We passed a vast field that was being used as a repository for hundreds of blue plastic portable toilets.
That seemed like a pretty remarkable “point of interest” to me.
The Indiana University campus was sweltering hot under the July sun. Equipped with a Moto Razr flip phone, an annotated map of the campus, and an unwavering confidence in my still-embryonic sense of direction, I decided that I would navigate the loose agglomeration of low-slung midcentury brick buildings on my own. This wasn’t my first convention and my schedule was a nearly uninterrupted 12 hours of daily activities at multiple locations across the campus. Waiting for an adult chaperone to ferry me between buildings seemed to me a highly impractical idea. After all, I was already rapidly becoming a woman, at least according to the audiobook narrator.
Early Wednesday afternoon, midway through the convention, I was walking along a campus sidewalk when a pearl-white Escalade roared into view. Upon coming alongside me, the vehicle screeched to a halt. A tinted window rolled down to reveal Olivia’s mom in a state of visible agitation.
“I’ve been looking everywhere for you,” she called out to me, “Get in this car right now!”
Reluctantly, I complied.
Slumped in the backseat sat Olivia, her cheeks flushed from recent reprimand. Judging by appearances, she had been caught red-handed in her own attempt to navigate the campus.
Olivia’s mom floored the gas pedal. The Escalade surged forward along the campus service road.

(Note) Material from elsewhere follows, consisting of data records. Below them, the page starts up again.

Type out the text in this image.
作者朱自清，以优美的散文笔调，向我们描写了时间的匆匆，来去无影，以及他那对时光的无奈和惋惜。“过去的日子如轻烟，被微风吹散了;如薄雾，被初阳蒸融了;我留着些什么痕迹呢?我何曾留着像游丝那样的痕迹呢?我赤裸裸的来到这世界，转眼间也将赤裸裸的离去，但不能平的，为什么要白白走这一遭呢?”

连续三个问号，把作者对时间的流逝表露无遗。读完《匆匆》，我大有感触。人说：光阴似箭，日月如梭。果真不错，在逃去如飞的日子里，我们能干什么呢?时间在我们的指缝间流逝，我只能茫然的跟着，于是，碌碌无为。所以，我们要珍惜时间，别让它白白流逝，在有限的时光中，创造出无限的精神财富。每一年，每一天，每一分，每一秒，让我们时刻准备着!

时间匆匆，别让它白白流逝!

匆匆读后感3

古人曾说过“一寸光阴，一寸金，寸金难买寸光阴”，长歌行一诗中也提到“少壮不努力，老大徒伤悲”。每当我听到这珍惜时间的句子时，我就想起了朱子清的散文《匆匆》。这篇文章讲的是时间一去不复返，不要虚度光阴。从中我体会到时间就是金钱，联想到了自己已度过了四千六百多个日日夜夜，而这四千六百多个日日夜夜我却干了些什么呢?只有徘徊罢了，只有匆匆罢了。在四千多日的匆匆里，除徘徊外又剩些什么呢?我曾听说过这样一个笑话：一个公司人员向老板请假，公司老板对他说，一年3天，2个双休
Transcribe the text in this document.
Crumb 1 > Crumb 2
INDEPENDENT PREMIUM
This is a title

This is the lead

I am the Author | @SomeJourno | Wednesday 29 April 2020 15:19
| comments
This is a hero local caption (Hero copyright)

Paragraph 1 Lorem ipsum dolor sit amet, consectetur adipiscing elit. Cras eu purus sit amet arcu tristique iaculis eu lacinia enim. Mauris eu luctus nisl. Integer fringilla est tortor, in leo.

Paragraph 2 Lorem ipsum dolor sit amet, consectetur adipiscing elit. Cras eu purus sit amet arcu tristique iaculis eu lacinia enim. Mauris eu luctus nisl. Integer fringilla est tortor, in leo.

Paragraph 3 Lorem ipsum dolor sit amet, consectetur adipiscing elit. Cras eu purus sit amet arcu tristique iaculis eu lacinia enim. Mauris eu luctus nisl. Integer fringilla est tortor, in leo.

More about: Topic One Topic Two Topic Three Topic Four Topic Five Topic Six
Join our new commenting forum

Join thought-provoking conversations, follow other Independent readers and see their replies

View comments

“Why were you just walking around by yourselves like that?” she questioned. “You girls don’t even know this area at all! What were you thinking?”
Helplessly, I watched out the window as we flew past the building that had been my intended destination.
“I knew where I was going,” I muttered under my breath.
Olivia’s mom slapped the leather-wrapped steering wheel, her frustration now past the point of containment.
“Somebody had better shoot me if I ever do this again!!” she shouted, to Olivia and to me but most of all to herself.